Das Bundesarbeitsgericht stellt hierzu fest, dass dem Arbeitnehmer aus dem arbeitsrechtlichen Gleichbehandlungsgrundsatz heraus ein Anspruch auf die Sonderzahlung in Höhe eines Bruttomonatsgehaltes auch für das Jahr 2004 zusteht. Zwar hat sich der Arbeitgeber im Arbeitsvertrag ausdrücklich das Recht vorbehalten, jedes Jahr neu zu entscheiden ob und in welcher Höhe eine Sonderzahlung geleistet wird, entscheidet der Arbeitgeber sich aber für die Gewährleistung von Sondergratifikationen, dürfen einzelne Arbeitnehmer nicht sachwidrig oder willkürlich von der Vergünstigung ausgeschlossen werden. Im Übrigen lagen auch die Voraussetzungen des arbeitsvertraglich vereinbarten Anspruchsausschlusses hier nicht vor, da das Arbeitsverhältnis nicht aus Gründen geendet hat, die vom Arbeitnehmer zu vertreten waren sondern ausschließlich durch Zeitablauf der zuvor vereinbarten Befristung. Dieser Umstand ist auch nicht mit einer arbeitnehmerseitigen Kündigung gleich zu stellen. Da der Kläger damit sowohl die vergangenheits- als auch die zukunftsbezogenen Voraussetzungen für die Gewährung der Weihnachtsgratifikation erfüllt hatte, durfte der Arbeitgeber den Arbeitnehmer nicht von der Leistung ausschließen.

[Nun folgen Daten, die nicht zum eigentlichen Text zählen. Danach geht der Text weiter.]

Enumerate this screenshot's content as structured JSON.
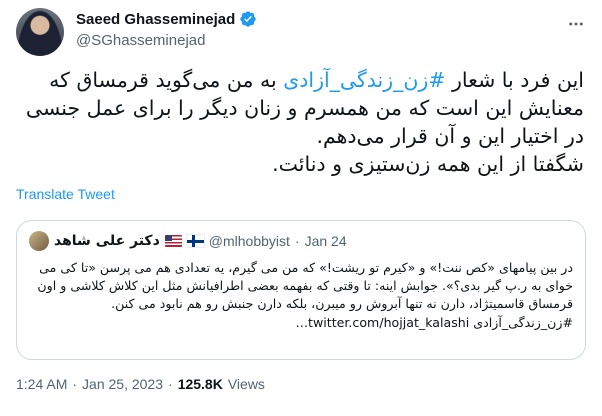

Gegenteiliges kann sich auch nicht aus der zwischen den Parteien arbeitsvertraglich vereinbarten Rückzahlungsklausel ergeben. Derartige Formularklauseln in Arbeitsverträgen unterliegen der Inhaltskontrolle nach § 307 BGB und sind unwirksam, wenn sie den Vertragspartner des Verwenders entgegen den Geboten von Treu und Glauben unangemessen benachteiligen. Nach den vom Bundesarbeitsgericht hierzu entwickelten Grundsätzen kann bei einer vereinbarten und bezahlten Sonderzahlung in Höhe von einem Bruttomonatsgehalt nicht eine über die folgenden drei Monate hinaus wirksame Bindung vereinbart werden. Hier sollte der Arbeitnehmer bei Kündigung innerhalb der ersten sechs Monate des Folgejahres zur Rückzahlung der Sonderzahlung verpflichtet werden, mit der Folge, dass die vereinbarte Rückzahlungsklausel in vorliegendem Fall unwirksam war. Die Unwirksamkeit führt jedoch nicht dazu, dass der Arbeitgeber an die von ihm vorformulierten Vertragsbestimmungen nicht gebunden wäre und einseitig andere Anspruchs- oder Rückzahlungsvoraussetzungen festlegen könnte sondern schafft lediglich einen Ausgleich für die einseitige Inanspruchnahme der Vertragsfreiheit durch den Klauselverwender.

Festzuhalten bleibt, dass im Ergebnis bei Auslaufen befristeter Arbeitsverträge gewährte Sonderzahlungen / Gratifikationen dem Arbeitnehmer nicht vorenthalten werden können und er auch zu einer Rückzahlung einer bereits erhaltenen Sonderzahlung / Gratifikation nicht verpflichtet ist.